Общество

Ирина Дрозд

Жительница Днепра: «Звучит сирена, нас ведут в укрытие, а мы такие счастливые, потому что на родной земле»

Украинка Алена Дзигуненко рассказала «Салiдарнасцi», почему ее семья не смогла долго жить в спокойной и счастливой чужой стране и предпочла вернуться в свой город, под бомбежки.

Алена Дзигуненко с сыном Егором. Все фото из личного архива героини

— Накануне вылета из Сиднея всю ночь была гроза, да такая громкая, что мы с сыном не спали.

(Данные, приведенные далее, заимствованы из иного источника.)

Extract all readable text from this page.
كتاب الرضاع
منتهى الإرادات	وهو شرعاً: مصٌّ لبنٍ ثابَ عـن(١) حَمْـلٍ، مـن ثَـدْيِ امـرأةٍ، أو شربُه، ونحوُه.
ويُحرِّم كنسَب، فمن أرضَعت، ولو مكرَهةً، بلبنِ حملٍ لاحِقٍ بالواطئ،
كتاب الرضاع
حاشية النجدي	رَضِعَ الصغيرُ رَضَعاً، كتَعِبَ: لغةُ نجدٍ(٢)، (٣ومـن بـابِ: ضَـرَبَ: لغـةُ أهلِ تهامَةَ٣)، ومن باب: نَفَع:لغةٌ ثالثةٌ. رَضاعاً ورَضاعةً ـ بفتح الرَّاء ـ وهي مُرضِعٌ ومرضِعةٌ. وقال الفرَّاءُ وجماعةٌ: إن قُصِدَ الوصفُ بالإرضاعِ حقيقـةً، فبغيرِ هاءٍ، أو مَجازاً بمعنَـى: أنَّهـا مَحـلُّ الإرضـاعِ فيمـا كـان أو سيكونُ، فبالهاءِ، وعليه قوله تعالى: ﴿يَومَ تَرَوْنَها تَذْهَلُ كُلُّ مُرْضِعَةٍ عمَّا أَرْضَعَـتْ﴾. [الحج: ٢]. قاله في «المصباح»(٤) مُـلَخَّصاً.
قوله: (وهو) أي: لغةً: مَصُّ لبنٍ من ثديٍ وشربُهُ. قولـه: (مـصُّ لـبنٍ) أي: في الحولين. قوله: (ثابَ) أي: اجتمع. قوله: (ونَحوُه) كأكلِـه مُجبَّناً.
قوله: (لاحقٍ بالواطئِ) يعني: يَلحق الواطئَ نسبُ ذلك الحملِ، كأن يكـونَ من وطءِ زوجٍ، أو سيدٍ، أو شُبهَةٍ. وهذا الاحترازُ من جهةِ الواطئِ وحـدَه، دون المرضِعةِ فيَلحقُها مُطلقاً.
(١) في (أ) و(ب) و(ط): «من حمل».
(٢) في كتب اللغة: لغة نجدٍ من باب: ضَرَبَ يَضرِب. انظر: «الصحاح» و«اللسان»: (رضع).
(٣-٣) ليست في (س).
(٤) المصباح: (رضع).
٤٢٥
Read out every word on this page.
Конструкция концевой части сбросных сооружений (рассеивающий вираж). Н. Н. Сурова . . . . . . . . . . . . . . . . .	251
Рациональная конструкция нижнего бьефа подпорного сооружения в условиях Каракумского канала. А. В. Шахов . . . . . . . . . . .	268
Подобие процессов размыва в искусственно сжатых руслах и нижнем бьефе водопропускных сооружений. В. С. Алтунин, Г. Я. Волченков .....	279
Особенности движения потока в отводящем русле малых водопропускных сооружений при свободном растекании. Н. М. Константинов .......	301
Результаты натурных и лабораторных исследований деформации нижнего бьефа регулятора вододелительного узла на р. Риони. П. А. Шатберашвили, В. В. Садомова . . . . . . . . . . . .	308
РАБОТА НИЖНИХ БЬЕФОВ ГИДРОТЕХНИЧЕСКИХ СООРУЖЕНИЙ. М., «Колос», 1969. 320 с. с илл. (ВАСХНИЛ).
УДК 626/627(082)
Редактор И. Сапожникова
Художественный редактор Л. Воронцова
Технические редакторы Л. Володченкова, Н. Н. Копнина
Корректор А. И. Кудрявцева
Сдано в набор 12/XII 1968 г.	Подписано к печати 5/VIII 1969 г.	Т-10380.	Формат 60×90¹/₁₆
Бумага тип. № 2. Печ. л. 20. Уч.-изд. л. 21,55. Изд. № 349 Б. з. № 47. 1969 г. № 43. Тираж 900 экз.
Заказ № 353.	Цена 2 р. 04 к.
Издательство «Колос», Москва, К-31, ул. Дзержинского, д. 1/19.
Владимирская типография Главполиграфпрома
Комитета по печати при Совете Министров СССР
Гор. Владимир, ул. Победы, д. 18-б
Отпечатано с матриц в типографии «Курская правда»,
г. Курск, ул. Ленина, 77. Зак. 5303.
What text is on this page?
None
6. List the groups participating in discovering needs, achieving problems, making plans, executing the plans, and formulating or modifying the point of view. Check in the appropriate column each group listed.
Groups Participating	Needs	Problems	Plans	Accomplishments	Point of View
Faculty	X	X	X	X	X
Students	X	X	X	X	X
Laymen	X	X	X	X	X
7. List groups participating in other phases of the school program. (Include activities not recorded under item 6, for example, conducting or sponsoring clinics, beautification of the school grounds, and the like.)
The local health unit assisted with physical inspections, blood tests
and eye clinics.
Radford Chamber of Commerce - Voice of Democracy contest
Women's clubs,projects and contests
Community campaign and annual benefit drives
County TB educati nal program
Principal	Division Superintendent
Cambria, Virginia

Я увидела, как он напряжен: «Мы еще можем сдать билеты, потому что то, что ты сейчас слышишь, дома будет постоянно, и это будет не гроза».

Егор твердо ответил: «Я хочу домой».

Помню, как только приехали во Львов, тут же услышали «повітряну тривогу». Нас ведут в укрытие, а мы такие счастливые, потому что на родной земле, — делится жительница Днепра Алена Дзигуненко.

«Даже когда объявили, что это война, верить не хотелось»

Днепр — прекрасный город на стыке центра, востока и юга Украины с населением до войны чуть больше 900 тысяч человек, с самой большой набережной в Европе, длина которой составляет 22 км.

Жилой массив «Победа», в один из домов которого 14 января попала российская ракета, унеся жизни 44 человек, как раз расположен недалеко от косы, любимого и красивейшего места отдыха горожан. 

— Мы не смогли туда сейчас поехать, очень тяжело смотреть на это даже на видео, — говорит Алена. — Буквально недели три назад мы гуляли по косе как раз недалеко от этого дома. «Победа» — это стопроцентный густонаселенный жилой массив, рядом нет вообще ни одного предприятия.

От дома, который разбомбили, мы живем в 20 минутах езды на том же берегу. Но взрыв был такой силы, что его слышал весь город. Все поняли, что произошло что-то ужасное.

Буквально через несколько минут после взрыва в городе образовались пробки, потому что очень многие поехали туда с желанием помочь. Там на месте сразу организовали пункты помощи, люди несли еду, одежду, помогали расчищать завалы. В местных телеграм-каналах появились объявления «приму семью из двух, трех, пяти человек». Каждый воспринял это как личную трагедию.

Вообще мы все сейчас воспринимаем, как что-то личное. Потому что мы все прекрасно жили себе, строили планы, и то, что у нас сейчас происходит, очень сложно для понимания нормального человека.

Новый 2022 год дружной семье Алены, как и всем украинцам, представлялся полным надежд.   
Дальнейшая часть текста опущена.